Шок! Вот теперь я понимаю, что значит это слово.
Поражённая, я открываю и захлопываю рот, не в силах что-то сказать. Пожар. Вертолёт. Спасение людей. Но причём тут я?
– Н-но…
– Шустрая ты, Селезнёва! Какого мужика отхватила! Иди уже! Первое интервью у тебя завтра в прямом эфире. Наша сценаристка подготовила вопросы. Отправляйся к ней.
– Но…
– Вот заладила! Никаких «но»! И попробуй мне только сорвать программу.
Я выхожу от Сан Саныча на ватных ногах. Что это? Как получилось, что совершенно посторонний человек ворвался в мою жизнь и перевернул ее с ног на голову? Я для него кто? Марионетка? Безмозглая кукла? Тупица, с которой можно не советоваться?
Хватаю сумочку и несусь к выходу. Дорогу преграждает Вера.
– Куда собралась? Совещание у сценаристов. Тебя ждут. Или ты теперь особая персона?
– Не говорите ерунды! Я сейчас!
Вылетаю из офиса и бегом в туалет в надежде, что хотя бы там нет свободных ушей и глаз. Осматриваю все кабинки и закрываю дверь на защелку.
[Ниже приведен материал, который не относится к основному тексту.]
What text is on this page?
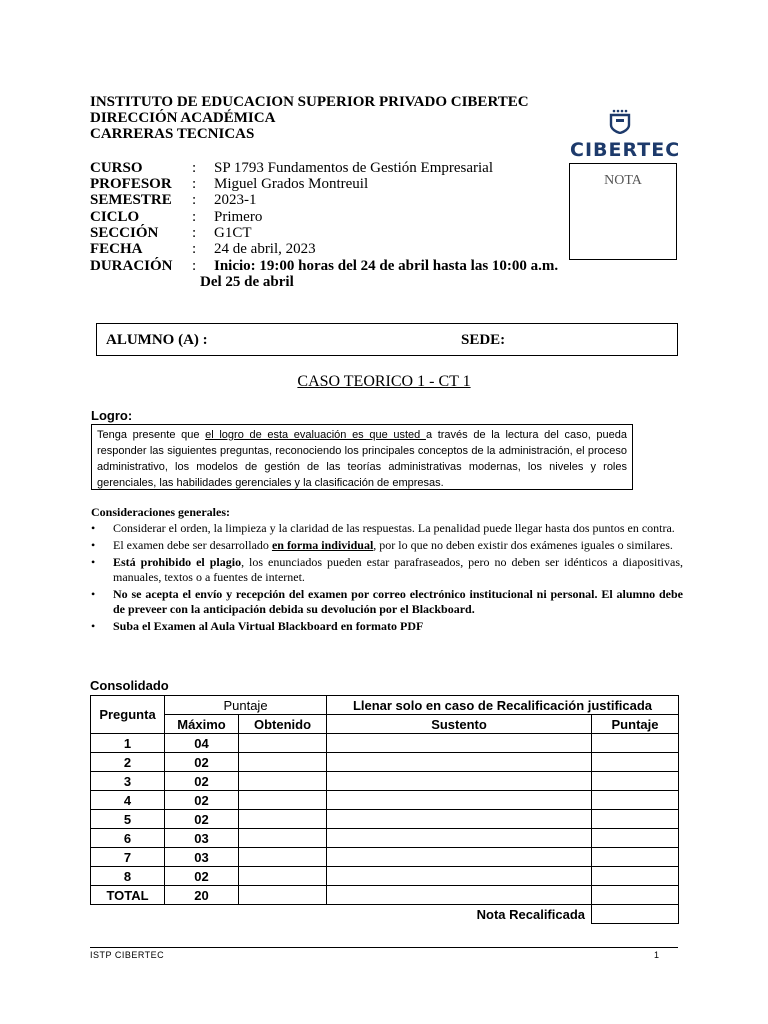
INSTITUTO DE EDUCACION SUPERIOR PRIVADO CIBERTEC
DIRECCIÓN ACADÉMICA
CARRERAS TECNICAS
CIBERTEC
NOTA
CURSO	: SP 1793 Fundamentos de Gestión Empresarial
PROFESOR : Miguel Grados Montreuil
SEMESTRE : 2023-1
CICLO	: Primero
SECCIÓN : G1CT
FECHA	: 24 de abril, 2023
DURACIÓN : Inicio: 19:00 horas del 24 de abril hasta las 10:00 a.m.
Del 25 de abril
ALUMNO (A) :	SEDE:
CASO TEORICO 1 - CT 1
Logro:
Tenga presente que el logro de esta evaluación es que usted a través de la lectura del caso, pueda responder las siguientes preguntas, reconociendo los principales conceptos de la administración, el proceso administrativo, los modelos de gestión de las teorías administrativas modernas, los niveles y roles gerenciales, las habilidades gerenciales y la clasificación de empresas.
Consideraciones generales:
• Considerar el orden, la limpieza y la claridad de las respuestas. La penalidad puede llegar hasta dos puntos en contra.
• El examen debe ser desarrollado en forma individual, por lo que no deben existir dos exámenes iguales o similares.
• Está prohibido el plagio, los enunciados pueden estar parafraseados, pero no deben ser idénticos a diapositivas, manuales, textos o a fuentes de internet.
• No se acepta el envío y recepción del examen por correo electrónico institucional ni personal. El alumno debe de preveer con la anticipación debida su devolución por el Blackboard.
• Suba el Examen al Aula Virtual Blackboard en formato PDF
Consolidado
Pregunta	Puntaje		Llenar solo en caso de Recalificación justificada	
	Máximo	Obtenido	Sustento	Puntaje
1	04			
2	02			
3	02			
4	02			
5	02			
6	03			
7	03			
8	02			
TOTAL	20			
Nota Recalificada				
ISTP CIBERTEC	1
Набираю маме. Она отвечает не сразу, наверное, спит, но я от нетерпения просто прыгаю на месте, так меня переполняет злость и негодование. Наконец слышу в трубке щелчок и сонный голос:
– Да?
– Мама, продиктуй мне номер телефона с визитки.
– Зачем? Я уже пригласила Арсена Николаевича. Он любезно согласился прийти на ужин.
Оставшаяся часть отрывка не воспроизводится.